Lewis Hamilton delivered a recovery drive in the Spanish Grand Prix that Toto Wolff said reminded him of Mercedes' recent F1 title-winning cars.
Hamilton plummeted to 19th following a collision with Haas' Kevin Magnussen into turn four on lap one, leading to a puncture and the seven-time champion falling 38 seconds adrift of the field by the time he returned to the track after a pit stop.
Shortly after, Hamilton suggested the team retire the car to preserve the power unit, only for race engineer Pete Bonington to spur him on by suggesting points for eighth were on the cards.
Hamilton continued and had risen to fourth late on, a few seconds behind third-placed team-mate George Russell when he was informed to lift and coast over the final laps to avoid a DNF due to a water leak that threatened to overheat the W13.
Reflecting on Hamilton's performance, Wolff said: "The relationship, the dynamic between the driver and the team is something that is so important.
"It's clear, in having an accident in the early stage of the race, you are saying to yourself 'Not again!' and you are not featuring.
"He was 38 seconds or so behind the last cars after his stop and that's basically game over but him then showing his very good pace was important for not only his morale but also our morale.

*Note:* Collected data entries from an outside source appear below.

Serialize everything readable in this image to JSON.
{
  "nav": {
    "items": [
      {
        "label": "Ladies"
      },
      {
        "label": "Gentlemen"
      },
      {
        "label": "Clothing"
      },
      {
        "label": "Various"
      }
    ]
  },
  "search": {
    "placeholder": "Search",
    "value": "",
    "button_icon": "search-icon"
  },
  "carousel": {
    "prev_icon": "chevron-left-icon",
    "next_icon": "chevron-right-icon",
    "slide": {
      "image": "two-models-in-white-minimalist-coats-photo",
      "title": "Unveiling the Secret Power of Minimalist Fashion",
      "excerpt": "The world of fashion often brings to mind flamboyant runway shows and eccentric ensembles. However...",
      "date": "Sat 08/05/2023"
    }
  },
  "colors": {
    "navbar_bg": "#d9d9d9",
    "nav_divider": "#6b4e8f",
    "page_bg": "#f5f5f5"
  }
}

"Who would have thought he would climb all the way to fourth before the problem came up. It looked like a world championship-winning race car he was driving. That was not possible in the previous races.
"It reminded me of last year and the years before when the car and driver are on top of their game."

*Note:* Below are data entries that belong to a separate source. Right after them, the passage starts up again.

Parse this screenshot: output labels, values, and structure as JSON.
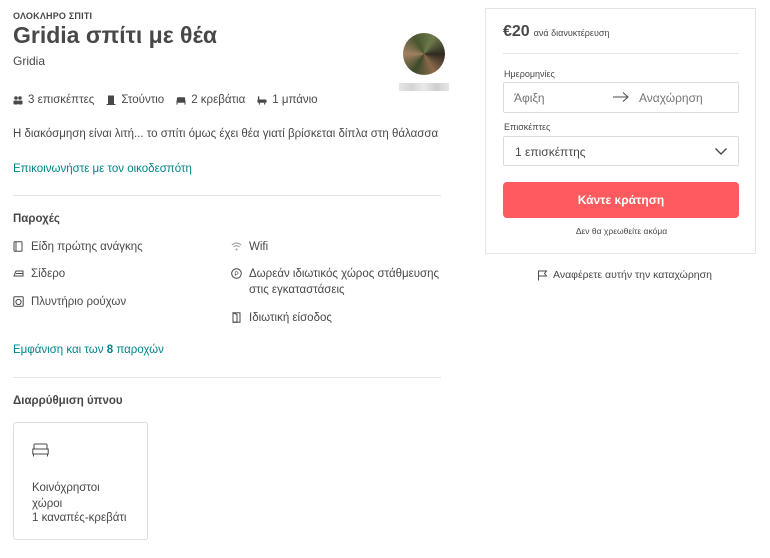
{
  "listing": {
    "type_label": "ΟΛΟΚΛΗΡΟ ΣΠΙΤΙ",
    "title": "Gridia σπίτι με θέα",
    "city": "Gridia",
    "stats": {
      "guests": "3 επισκέπτες",
      "room_type": "Στούντιο",
      "beds": "2 κρεβάτια",
      "baths": "1 μπάνιο"
    },
    "description": "Η διακόσμηση είναι λιτή... το σπίτι όμως έχει θέα γιατί βρίσκεται δίπλα στη θάλασσα",
    "contact_host": "Επικοινωνήστε με τον οικοδεσπότη"
  },
  "amenities": {
    "title": "Παροχές",
    "left": [
      {
        "label": "Είδη πρώτης ανάγκης",
        "icon": "essentials-icon"
      },
      {
        "label": "Σίδερο",
        "icon": "iron-icon"
      },
      {
        "label": "Πλυντήριο ρούχων",
        "icon": "washer-icon"
      }
    ],
    "right": [
      {
        "label": "Wifi",
        "icon": "wifi-icon"
      },
      {
        "label": "Δωρεάν ιδιωτικός χώρος στάθμευσης στις εγκαταστάσεις",
        "icon": "parking-icon"
      },
      {
        "label": "Ιδιωτική είσοδος",
        "icon": "private-entrance-icon"
      }
    ],
    "show_all_prefix": "Εμφάνιση και των ",
    "show_all_count": "8",
    "show_all_suffix": " παροχών"
  },
  "sleeping": {
    "title": "Διαρρύθμιση ύπνου",
    "card": {
      "room": "Κοινόχρηστοι χώροι",
      "beds": "1 καναπές-κρεβάτι",
      "icon": "bed-icon"
    }
  },
  "booking": {
    "price": "€20",
    "per_night": "ανά διανυκτέρευση",
    "dates_label": "Ημερομηνίες",
    "checkin_placeholder": "Άφιξη",
    "checkout_placeholder": "Αναχώρηση",
    "guests_label": "Επισκέπτες",
    "guests_value": "1 επισκέπτης",
    "book_button": "Κάντε κράτηση",
    "no_charge": "Δεν θα χρεωθείτε ακόμα"
  },
  "report": {
    "label": "Αναφέρετε αυτήν την καταχώρηση",
    "icon": "flag-icon"
  },
  "colors": {
    "accent_link": "#008489",
    "book_button": "#ff5a5f",
    "text": "#484848"
  }
}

Wolff insists Mercedes still pushing for F1 title
Given his remark, the initial inference was that Mercedes now has a car that could win this year's world championship.
Clarifying his comment, and assessing Mercedes' title chances with the team 75 points behind Red Bull in the constructors' standings, Wolff said: "What I meant to say is that I've seen a race car today that reminded me of the race cars of previous seasons where you are 30-plus seconds behind the whole field, and you come all the way to the front near the podium.
"That is very encouraging and shows we have made another step.
"Can we fight for a world championship? Well, we bet we can but we just need to have a car that is capable of finishing first and second.
"We have reasons to believe we can get there but if you look at the odds they are against that.
"But motor racing is a different ball game. We saw today Ferrari didn't score a lot of points, although they should.
"We are absolutely pushing flat out in order to bring us back into the game."